Part of the draw to the English game is the atmosphere that shines through even on the television screen. American soccer fans see passionate supporters singing songs and waving flags and feel an unspoken pressure to imitate. But what many don’t want to realize is that the fans in those sections of the stands didn’t just decide one day to support Arsenal. They didn’t use flash cards to memorize the songs. It’s who they are. It’s where they’re from. It’s part of them. It’s natural.
And so I’ve decided to accept my soccer reality, which is that I can love the sport without loving a team. There will always be a special place in my heart for Chelsea, as they helped rekindle my passion for the game. But why can’t I also enjoy rooting for Tottenham on their Champions League run?
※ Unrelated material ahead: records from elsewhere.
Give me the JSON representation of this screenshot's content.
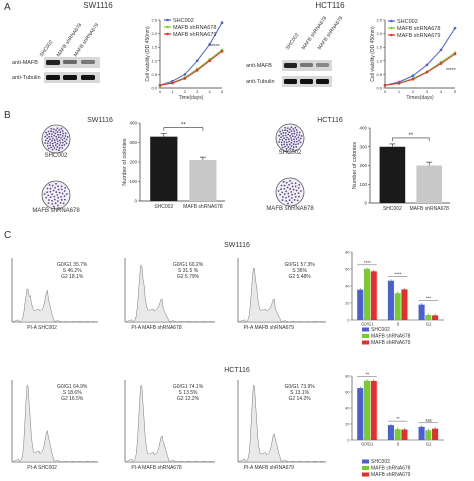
{
  "panel_labels": {
    "a": "A",
    "b": "B",
    "c": "C"
  },
  "row_a": {
    "left_title": "SW1116",
    "right_title": "HCT116",
    "left_blot": {
      "lanes": [
        "SHC002",
        "MAFB shRNA678",
        "MAFB shRNA679"
      ],
      "rows": [
        "anti-MAFB",
        "anti-Tubulin"
      ]
    },
    "right_blot": {
      "lanes": [
        "SHC002",
        "MAFB shRNA678",
        "MAFB shRNA679"
      ],
      "rows": [
        "anti-MAFB",
        "anti-Tubulin"
      ]
    },
    "left_sig": "*****",
    "right_sig": "*****"
  },
  "row_b": {
    "left_title": "SW1116",
    "right_title": "HCT116",
    "left_dish_labels": [
      "SHC002",
      "MAFB shRNA678"
    ],
    "right_dish_labels": [
      "SHC002",
      "MAFB shRNA678"
    ],
    "left_sig": "**",
    "right_sig": "**"
  },
  "row_c": {
    "top_title": "SW1116",
    "bottom_title": "HCT116",
    "top_hists": [
      {
        "xlabel": "PI-A  SHC002",
        "lines": [
          "G0/G1 35.7%",
          "S 46.2%",
          "G2 18.1%"
        ]
      },
      {
        "xlabel": "PI-A   MAFB shRNA678",
        "lines": [
          "G0/G1 60.2%",
          "S 31.5 %",
          "G2 5.79%"
        ]
      },
      {
        "xlabel": "PI-A   MAFB shRNA679",
        "lines": [
          "G0/G1 57.3%",
          "S 36%",
          "G2 5.48%"
        ]
      }
    ],
    "bottom_hists": [
      {
        "xlabel": "PI-A  SHC002",
        "lines": [
          "G0/G1 64.9%",
          "S 18.6%",
          "G2 16.5%"
        ]
      },
      {
        "xlabel": "PI-A   MAFB shRNA678",
        "lines": [
          "G0/G1 74.1%",
          "S 13.5%",
          "G2 12.2%"
        ]
      },
      {
        "xlabel": "PI-A   MAFB shRNA679",
        "lines": [
          "G0/G1 73.9%",
          "S 13.1%",
          "G2 14.2%"
        ]
      }
    ],
    "top_sigs": [
      "****",
      "****",
      "***"
    ],
    "bottom_sigs": [
      "**",
      "**",
      "NS"
    ]
  },
  "colors": {
    "shc": "#4a5fd0",
    "s678": "#7acc2e",
    "s679": "#e03030"
  },
  "chart_data": [
    {
      "type": "line",
      "panel": "A-SW1116",
      "xlabel": "Time(days)",
      "ylabel": "Cell viability (OD 450nm)",
      "x": [
        0,
        1,
        2,
        3,
        4,
        5
      ],
      "xlim": [
        0,
        5
      ],
      "ylim": [
        0,
        2.5
      ],
      "xticks": [
        "0",
        "1",
        "2",
        "3",
        "4",
        "5"
      ],
      "yticks": [
        "0.0",
        "0.5",
        "1.0",
        "1.5",
        "2.0",
        "2.5"
      ],
      "series": [
        {
          "name": "SHC002",
          "values": [
            0.1,
            0.25,
            0.5,
            1.0,
            1.6,
            2.4
          ]
        },
        {
          "name": "MAFB shRNA678",
          "values": [
            0.1,
            0.2,
            0.38,
            0.7,
            1.05,
            1.4
          ]
        },
        {
          "name": "MAFB shRNA679",
          "values": [
            0.1,
            0.18,
            0.35,
            0.65,
            1.0,
            1.35
          ]
        }
      ]
    },
    {
      "type": "line",
      "panel": "A-HCT116",
      "xlabel": "Times(days)",
      "ylabel": "Cell viability (OD 450nm)",
      "x": [
        0,
        1,
        2,
        3,
        4,
        5
      ],
      "xlim": [
        0,
        5
      ],
      "ylim": [
        0,
        2.5
      ],
      "xticks": [
        "0",
        "1",
        "2",
        "3",
        "4",
        "5"
      ],
      "yticks": [
        "0.0",
        "0.5",
        "1.0",
        "1.5",
        "2.0",
        "2.5"
      ],
      "series": [
        {
          "name": "SHC002",
          "values": [
            0.1,
            0.22,
            0.45,
            0.85,
            1.4,
            2.2
          ]
        },
        {
          "name": "MAFB shRNA678",
          "values": [
            0.1,
            0.18,
            0.35,
            0.6,
            0.95,
            1.3
          ]
        },
        {
          "name": "MAFB shRNA679",
          "values": [
            0.1,
            0.17,
            0.32,
            0.58,
            0.9,
            1.25
          ]
        }
      ]
    },
    {
      "type": "bar",
      "panel": "B-SW1116",
      "ylabel": "Number of colonies",
      "categories": [
        "SHC002",
        "MAFB shRNA678"
      ],
      "values": [
        330,
        210
      ],
      "errors": [
        15,
        15
      ],
      "ylim": [
        0,
        400
      ],
      "yticks": [
        "0",
        "100",
        "200",
        "300",
        "400"
      ]
    },
    {
      "type": "bar",
      "panel": "B-HCT116",
      "ylabel": "Number of colonies",
      "categories": [
        "SHC002",
        "MAFB shRNA678"
      ],
      "values": [
        300,
        200
      ],
      "errors": [
        15,
        18
      ],
      "ylim": [
        0,
        400
      ],
      "yticks": [
        "0",
        "100",
        "200",
        "300",
        "400"
      ]
    },
    {
      "type": "bar",
      "panel": "C-SW1116",
      "categories": [
        "G0/G1",
        "S",
        "G2"
      ],
      "ylim": [
        0,
        80
      ],
      "yticks": [
        "0",
        "20",
        "40",
        "60",
        "80"
      ],
      "series": [
        {
          "name": "SHC002",
          "values": [
            35.7,
            46.2,
            18.1
          ]
        },
        {
          "name": "MAFB shRNA678",
          "values": [
            60.2,
            31.5,
            5.79
          ]
        },
        {
          "name": "MAFB shRNA679",
          "values": [
            57.3,
            36.0,
            5.48
          ]
        }
      ]
    },
    {
      "type": "bar",
      "panel": "C-HCT116",
      "categories": [
        "G0/G1",
        "S",
        "G2"
      ],
      "ylim": [
        0,
        80
      ],
      "yticks": [
        "0",
        "20",
        "40",
        "60",
        "80"
      ],
      "series": [
        {
          "name": "SHC002",
          "values": [
            64.9,
            18.6,
            16.5
          ]
        },
        {
          "name": "MAFB shRNA678",
          "values": [
            74.1,
            13.5,
            12.2
          ]
        },
        {
          "name": "MAFB shRNA679",
          "values": [
            73.9,
            13.1,
            14.2
          ]
        }
      ]
    }
  ]
}
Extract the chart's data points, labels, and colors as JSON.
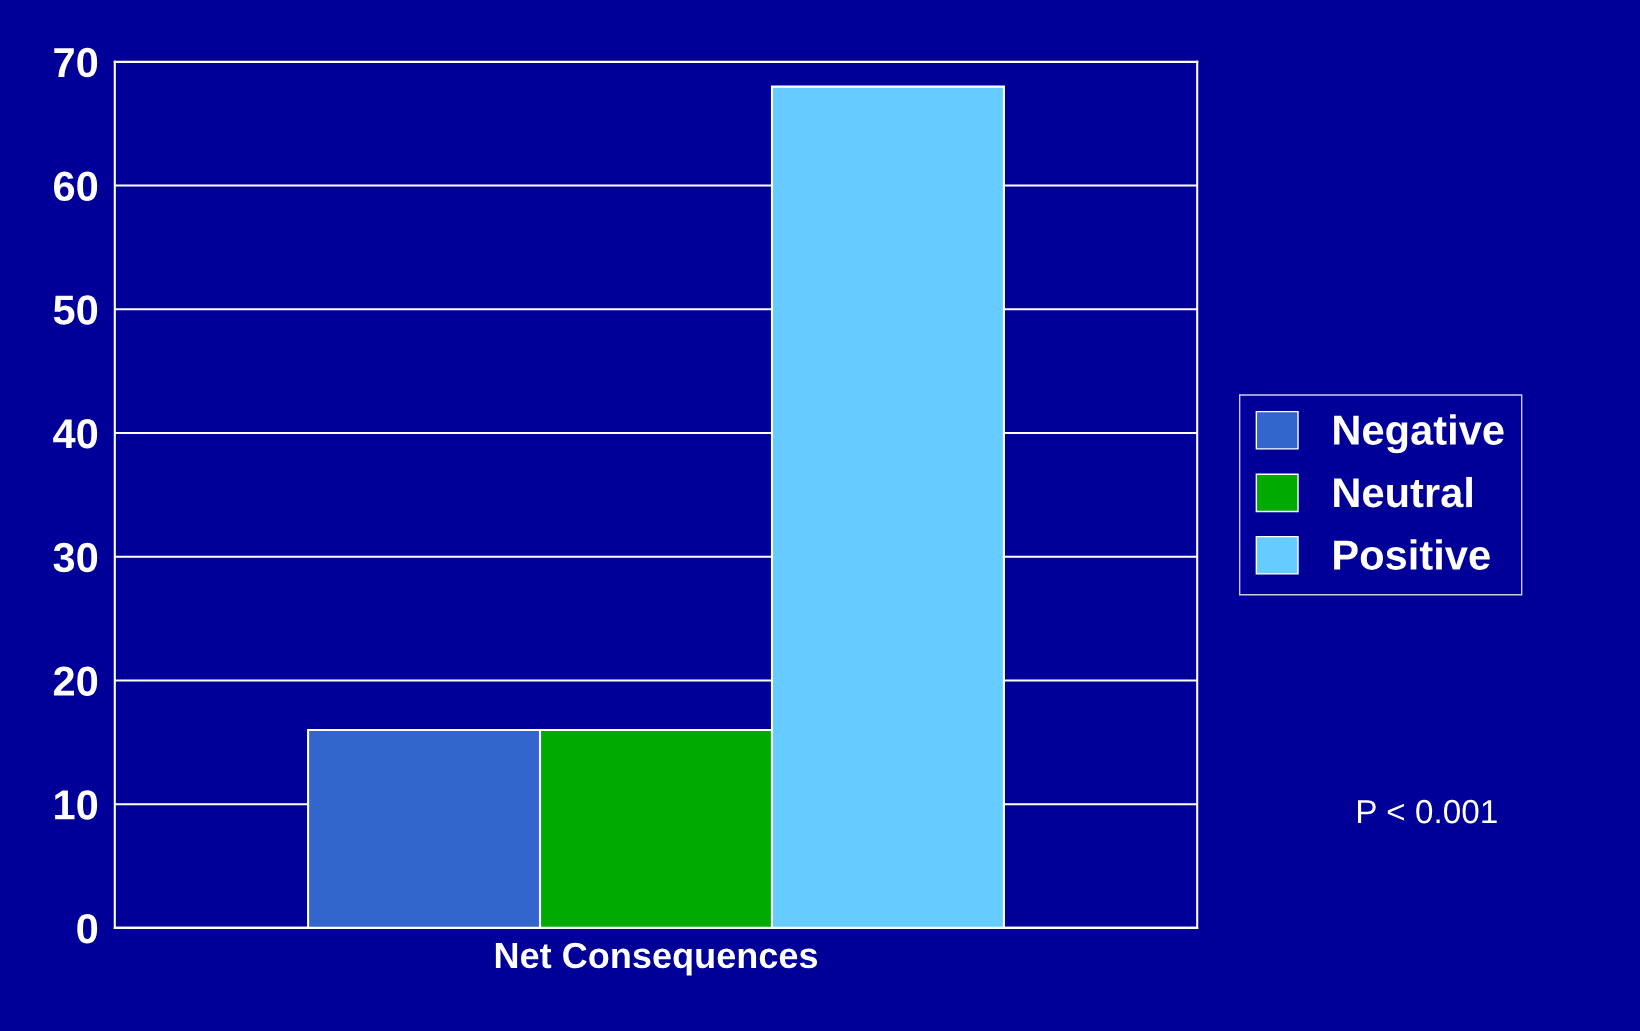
{
  "chart_data": {
    "type": "bar",
    "categories": [
      "Net Consequences"
    ],
    "series": [
      {
        "name": "Negative",
        "color": "#3366cc",
        "values": [
          16
        ]
      },
      {
        "name": "Neutral",
        "color": "#00aa00",
        "values": [
          16
        ]
      },
      {
        "name": "Positive",
        "color": "#66ccff",
        "values": [
          68
        ]
      }
    ],
    "ylim": [
      0,
      70
    ],
    "yticks": [
      0,
      10,
      20,
      30,
      40,
      50,
      60,
      70
    ],
    "grid": "y",
    "legend": "right",
    "annotations": [
      "P < 0.001"
    ]
  }
}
Why can’t I also pull for Fulham or Wolves or Blackpool or (dare I say it) United on a given Saturday? It may be heresy in England, but I’m not in England. This is Texas!
Some people will say that I’m not a real fan. And maybe I’m not. But I can assure you that I love the game as much as anyone. I watch multiple games each week. I’ve read a dozen books on the sport. I watched every 2010 World Cup match (yes, even Algeria-Slovenia). But no, I don’t truly love a team. Should I fake it? Should I memorize the songs and offer loud, insincere support? Isn’t that worse?
American soccer fans need to embrace this bi-partisanship. It’s actually quite freeing to be able to objectively enjoy a sport without blue or red or tangerine colored glasses. It’s nice not losing sleep after your team crashes out of a tournament or missing a penalty to win.
I do hope that one day I’ll bleed blue. Or red. Or whatever color finds me. I hope that I’ll experience the highest of highs and the lowest of lows that come with being a die hard fan. But in the meantime, why not enjoy riding the even plane of objectivity? It’s ok not to care once in a while. In fact, what could be more American than that?